На носу челна лежал, опершись локтями на влажную сеть, младший из Лопат — Янук. Волосы тоже спутанные, рот тоже большой и жесткий. А глаза больше, чем у всех братьев, задумчивые.

Андрей и Кондрат Когуты с третьего челна смотрели на Янука настороженно. Помнили, что это из-за него Галинка Кахнова вынуждена была когда-то проситься в челн к Андрею. И еще знали, что рано или поздно, а им с Януком доведется столкнуться.

В четвертом челне, что приткнулся к самому дубу, сидели мельник Гринь Покивач и возмужавший за эти годы, весь словно битый сивером и солнцем Корчак. Русые волосы выцвели, дремучие черные глаза смотрели пронзительно. Под грязноватой белой свиткой, за красным поясом, были два пистолета и длинный, дюйма на четыре длиннее, чем у всех, корд.
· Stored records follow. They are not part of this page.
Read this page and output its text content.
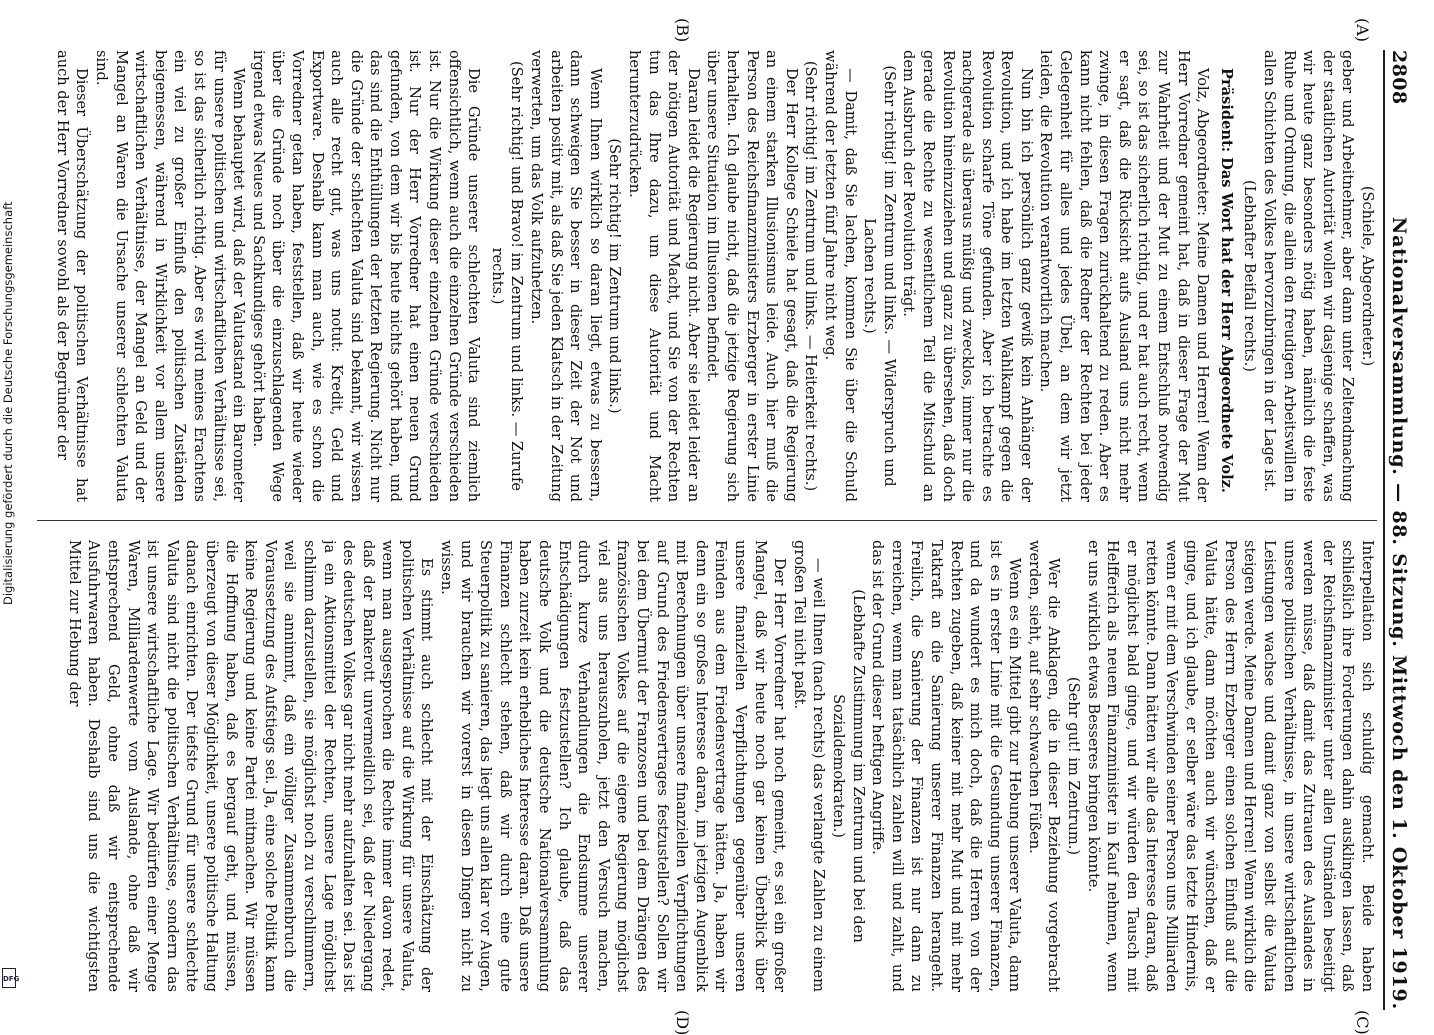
2808
Nationalversammlung. — 88. Sitzung. Mittwoch den 1. Oktober 1919.
(A)
(B)
(C)
(D)

(Schiele, Abgeordneter.)

geber und Arbeitnehmer, aber dann unter Zeltendmachung der staatlichen Autorität wollen wir dasjenige schaffen, was wir heute ganz besonders nötig haben, nämlich die feste Ruhe und Ordnung, die allein den freudigen Arbeitswillen in allen Schichten des Volkes hervorzubringen in der Lage ist.

(Lebhafter Beifall rechts.)

Präsident: Das Wort hat der Herr Abgeordnete Volz.

Volz, Abgeordneter: Meine Damen und Herren! Wenn der Herr Vorredner gemeint hat, daß in dieser Frage der Mut zur Wahrheit und der Mut zu einem Entschluß notwendig sei, so ist das sicherlich richtig, und er hat auch recht, wenn er sagt, daß die Rücksicht aufs Ausland uns nicht mehr zwinge, in diesen Fragen zurückhaltend zu reden. Aber es kann nicht fehlen, daß die Redner der Rechten bei jeder Gelegenheit für alles und jedes Übel, an dem wir jetzt leiden, die Revolution verantwortlich machen.

Nun bin ich persönlich ganz gewiß kein Anhänger der Revolution, und ich habe im letzten Wahlkampf gegen die Revolution scharfe Töne gefunden. Aber ich betrachte es nachgerade als überaus müßig und zwecklos, immer nur die Revolution hineinzuziehen und ganz zu übersehen, daß doch gerade die Rechte zu wesentlichem Teil die Mitschuld an dem Ausbruch der Revolution trägt.

(Sehr richtig! im Zentrum und links. — Widerspruch und Lachen rechts.)

— Damit, daß Sie lachen, kommen Sie über die Schuld während der letzten fünf Jahre nicht weg.

(Sehr richtig! im Zentrum und links. — Heiterkeit rechts.)

Der Herr Kollege Schiele hat gesagt, daß die Regierung an einem starken Illusionismus leide. Auch hier muß die Person des Reichsfinanzministers Erzberger in erster Linie herhalten. Ich glaube nicht, daß die jetzige Regierung sich über unsere Situation im Illusionen befindet.

Daran leidet die Regierung nicht. Aber sie leidet leider an der nötigen Autorität und Macht, und Sie von der Rechten tun das Ihre dazu, um diese Autorität und Macht herunterzudrücken.

(Sehr richtig! im Zentrum und links.)

Wenn Ihnen wirklich so daran liegt, etwas zu bessern, dann schweigen Sie besser in dieser Zeit der Not und arbeiten positiv mit, als daß Sie jeden Klatsch in der Zeitung verwerten, um das Volk aufzuhetzen.

(Sehr richtig! und Bravo! im Zentrum und links. — Zurufe rechts.)

Die Gründe unserer schlechten Valuta sind ziemlich offensichtlich, wenn auch die einzelnen Gründe verschieden ist. Nur die Wirkung dieser einzelnen Gründe verschieden ist. Nur der Herr Vorredner hat einen neuen Grund gefunden, von dem wir bis heute nichts gehört haben, und das sind die Enthüllungen der letzten Regierung. Nicht nur die Gründe der schlechten Valuta sind bekannt, wir wissen auch alle recht gut, was uns notut: Kredit, Geld und Exportware. Deshalb kann man auch, wie es schon die Vorredner getan haben, feststellen, daß wir heute wieder über die Gründe noch über die einzuschlagenden Wege irgend etwas Neues und Sachkundiges gehört haben.

Wenn behauptet wird, daß der Valutastand ein Barometer für unsere politischen und wirtschaftlichen Verhältnisse sei, so ist das sicherlich richtig. Aber es wird meines Erachtens ein viel zu großer Einfluß den politischen Zuständen beigemessen, während in Wirklichkeit vor allem unsere wirtschaftlichen Verhältnisse, der Mangel an Geld und der Mangel an Waren die Ursache unserer schlechten Valuta sind.

Dieser Überschätzung der politischen Verhältnisse hat auch der Herr Vorredner sowohl als der Begründer der

Interpellation sich schuldig gemacht. Beide haben schließlich ihre Forderungen dahin ausklingen lassen, daß der Reichsfinanzminister unter allen Umständen beseitigt werden müsse, daß damit das Zutrauen des Auslandes in unsere politischen Verhältnisse, in unsere wirtschaftlichen Leistungen wachse und damit ganz von selbst die Valuta steigen werde. Meine Damen und Herren! Wenn wirklich die Person des Herrn Erzberger einen solchen Einfluß auf die Valuta hätte, dann möchten auch wir wünschen, daß er ginge, und ich glaube, er selber wäre das letzte Hindernis, wenn er mit dem Verschwinden seiner Person uns Milliarden retten könnte. Dann hätten wir alle das Interesse daran, daß er möglichst bald ginge, und wir würden den Tausch mit Helfferich als neuem Finanzminister in Kauf nehmen, wenn er uns wirklich etwas Besseres bringen könnte.

(Sehr gut! im Zentrum.)

Wer die Anklagen, die in dieser Beziehung vorgebracht werden, sieht, auf sehr schwachen Füßen.

Wenn es ein Mittel gibt zur Hebung unserer Valuta, dann ist es in erster Linie mit die Gesundung unserer Finanzen, und da wundert es mich doch, daß die Herren von der Rechten zugeben, daß keiner mit mehr Mut und mit mehr Tatkraft an die Sanierung unserer Finanzen herangeht. Freilich, die Sanierung der Finanzen ist nur dann zu erreichen, wenn man tatsächlich zahlen will und zahlt, und das ist der Grund dieser heftigen Angriffe.

(Lebhafte Zustimmung im Zentrum und bei den Sozialdemokraten.)

— weil Ihnen (nach rechts) das verlangte Zahlen zu einem großen Teil nicht paßt.

Der Herr Vorredner hat noch gemeint, es sei ein großer Mangel, daß wir heute noch gar keinen Überblick über unsere finanziellen Verpflichtungen gegenüber unseren Feinden aus dem Friedensvertrage hätten. Ja, haben wir denn ein so großes Interesse daran, im jetzigen Augenblick mit Berechnungen über unsere finanziellen Verpflichtungen auf Grund des Friedensvertrages festzustellen? Sollen wir bei dem Übermut der Franzosen und bei dem Drängen des französischen Volkes auf die eigene Regierung möglichst viel aus uns herauszuholen, jetzt den Versuch machen, durch kurze Verhandlungen die Endsumme unserer Entschädigungen festzustellen? Ich glaube, daß das deutsche Volk und die deutsche Nationalversammlung haben zurzeit kein erhebliches Interesse daran. Daß unsere Finanzen schlecht stehen, daß wir durch eine gute Steuerpolitik zu sanieren, das liegt uns allen klar vor Augen, und wir brauchen wir vorerst in diesen Dingen nicht zu wissen.

Es stimmt auch schlecht mit der Einschätzung der politischen Verhältnisse auf die Wirkung für unsere Valuta, wenn man ausgesprochen die Rechte immer davon redet, daß der Bankerott unvermeidlich sei, daß der Niedergang des deutschen Volkes gar nicht mehr aufzuhalten sei. Das ist ja ein Aktionsmittel der Rechten, unsere Lage möglichst schlimm darzustellen, sie möglichst noch zu verschlimmern, weil sie annimmt, daß ein völliger Zusammenbruch die Voraussetzung des Aufstiegs sei. Ja, eine solche Politik kann keine Regierung und keine Partei mitmachen. Wir müssen die Hoffnung haben, daß es bergauf geht, und müssen, überzeugt von dieser Möglichkeit, unsere politische Haltung danach einrichten. Der tiefste Grund für unsere schlechte Valuta sind nicht die politischen Verhältnisse, sondern das ist unsere wirtschaftliche Lage. Wir bedürfen einer Menge Waren, Milliardenwerte vom Auslande, ohne daß wir entsprechend Geld, ohne daß wir entsprechende Ausfuhrwaren haben. Deshalb sind uns die wichtigsten Mittel zur Hebung der

Digitalisierung gefördert durch die Deutsche Forschungsgemeinschaft
DFG
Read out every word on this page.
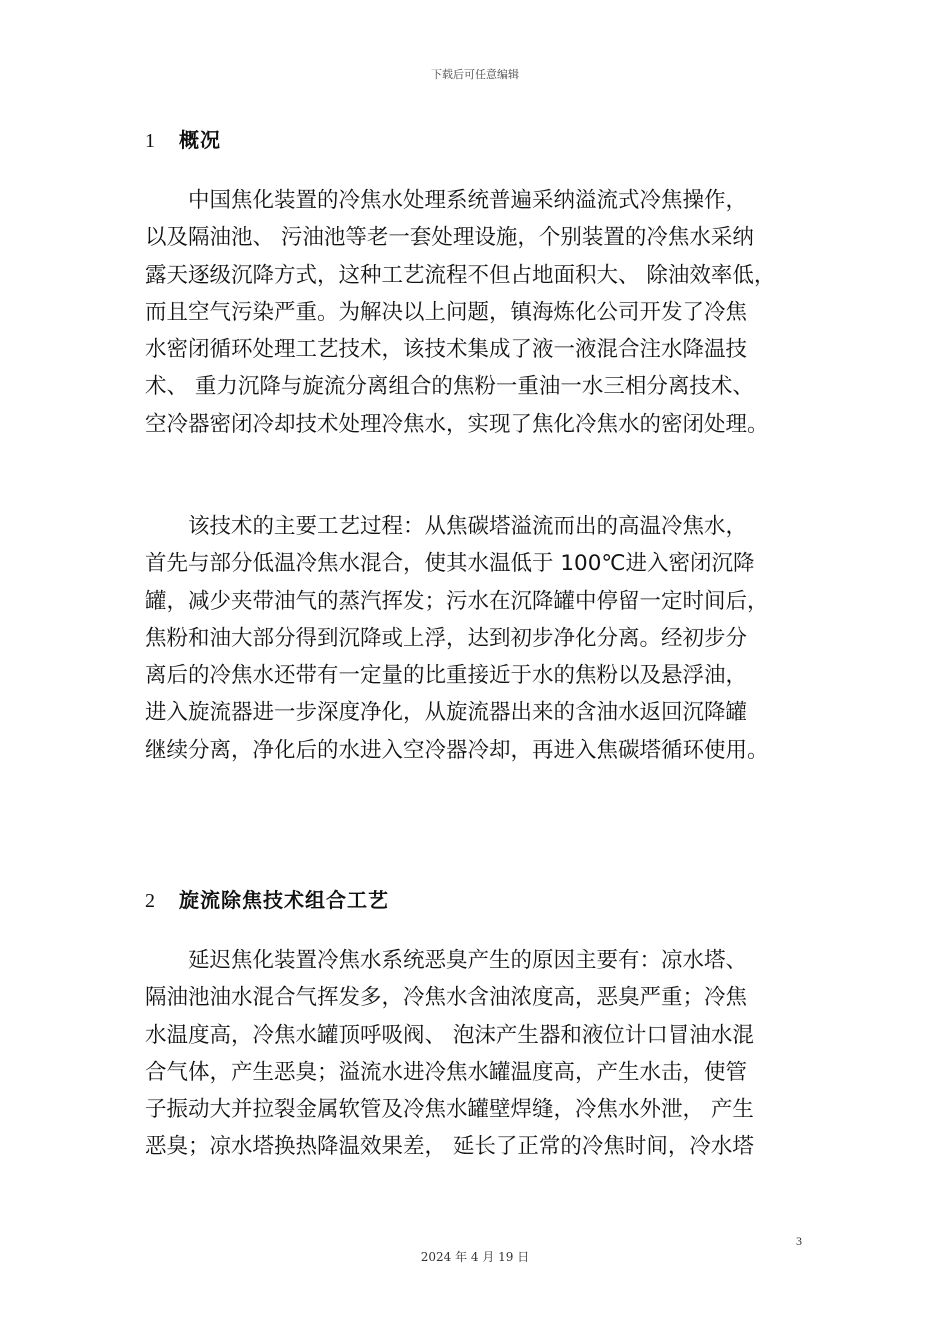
下载后可任意编辑
1 概况

中国焦化装置的冷焦水处理系统普遍采纳溢流式冷焦操作，
以及隔油池、 污油池等老一套处理设施，个别装置的冷焦水采纳
露天逐级沉降方式，这种工艺流程不但占地面积大、 除油效率低，
而且空气污染严重。为解决以上问题，镇海炼化公司开发了冷焦
水密闭循环处理工艺技术，该技术集成了液一液混合注水降温技
术、 重力沉降与旋流分离组合的焦粉一重油一水三相分离技术、
空冷器密闭冷却技术处理冷焦水，实现了焦化冷焦水的密闭处理。

该技术的主要工艺过程：从焦碳塔溢流而出的高温冷焦水，
首先与部分低温冷焦水混合，使其水温低于 100℃进入密闭沉降
罐，减少夹带油气的蒸汽挥发；污水在沉降罐中停留一定时间后，
焦粉和油大部分得到沉降或上浮，达到初步净化分离。经初步分
离后的冷焦水还带有一定量的比重接近于水的焦粉以及悬浮油，
进入旋流器进一步深度净化，从旋流器出来的含油水返回沉降罐
继续分离，净化后的水进入空冷器冷却，再进入焦碳塔循环使用。

2 旋流除焦技术组合工艺

延迟焦化装置冷焦水系统恶臭产生的原因主要有：凉水塔、
隔油池油水混合气挥发多，冷焦水含油浓度高，恶臭严重；冷焦
水温度高，冷焦水罐顶呼吸阀、 泡沫产生器和液位计口冒油水混
合气体，产生恶臭；溢流水进冷焦水罐温度高，产生水击，使管
子振动大并拉裂金属软管及冷焦水罐壁焊缝，冷焦水外泄， 产生
恶臭；凉水塔换热降温效果差， 延长了正常的冷焦时间，冷水塔

3
2024 年 4 月 19 日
Покивач в корме держал весло, не сводя глаз с хлопцев на вершине дуба. Пронзительных, желто-янтарных, словно у пойманного коршуна, глаз. Сухое, почти безбородое лицо с редкими усами как будто еще больше подсохло от настороженности и ожидания. У его ног лежали два ружья, прикрытые свиткой.

— Тот, что от вас отъехал, это кто? — спросил Корчак.

— Молодой Загорский, — ответил Андрей.

— Гм. — Корчак прижмурил глаза. — А с ним?

— Кирдун Халява.

— Жаль, — сказал Корчак. — Это почему они здесь?

— А что, Днепр только для тебя? — спросил Кондрат. — Он уже третий день у нас. Вот мы нарочно вчера сетку возле трех верб поставили, а сегодня погнали Алеся снимать. Время есть… Ты не горячись, Корчак, он человек хороший.

— Значит, поспешаем, — сказал Корчак. — А ты, Кондрат, смотри. Не пожалеть бы тебе…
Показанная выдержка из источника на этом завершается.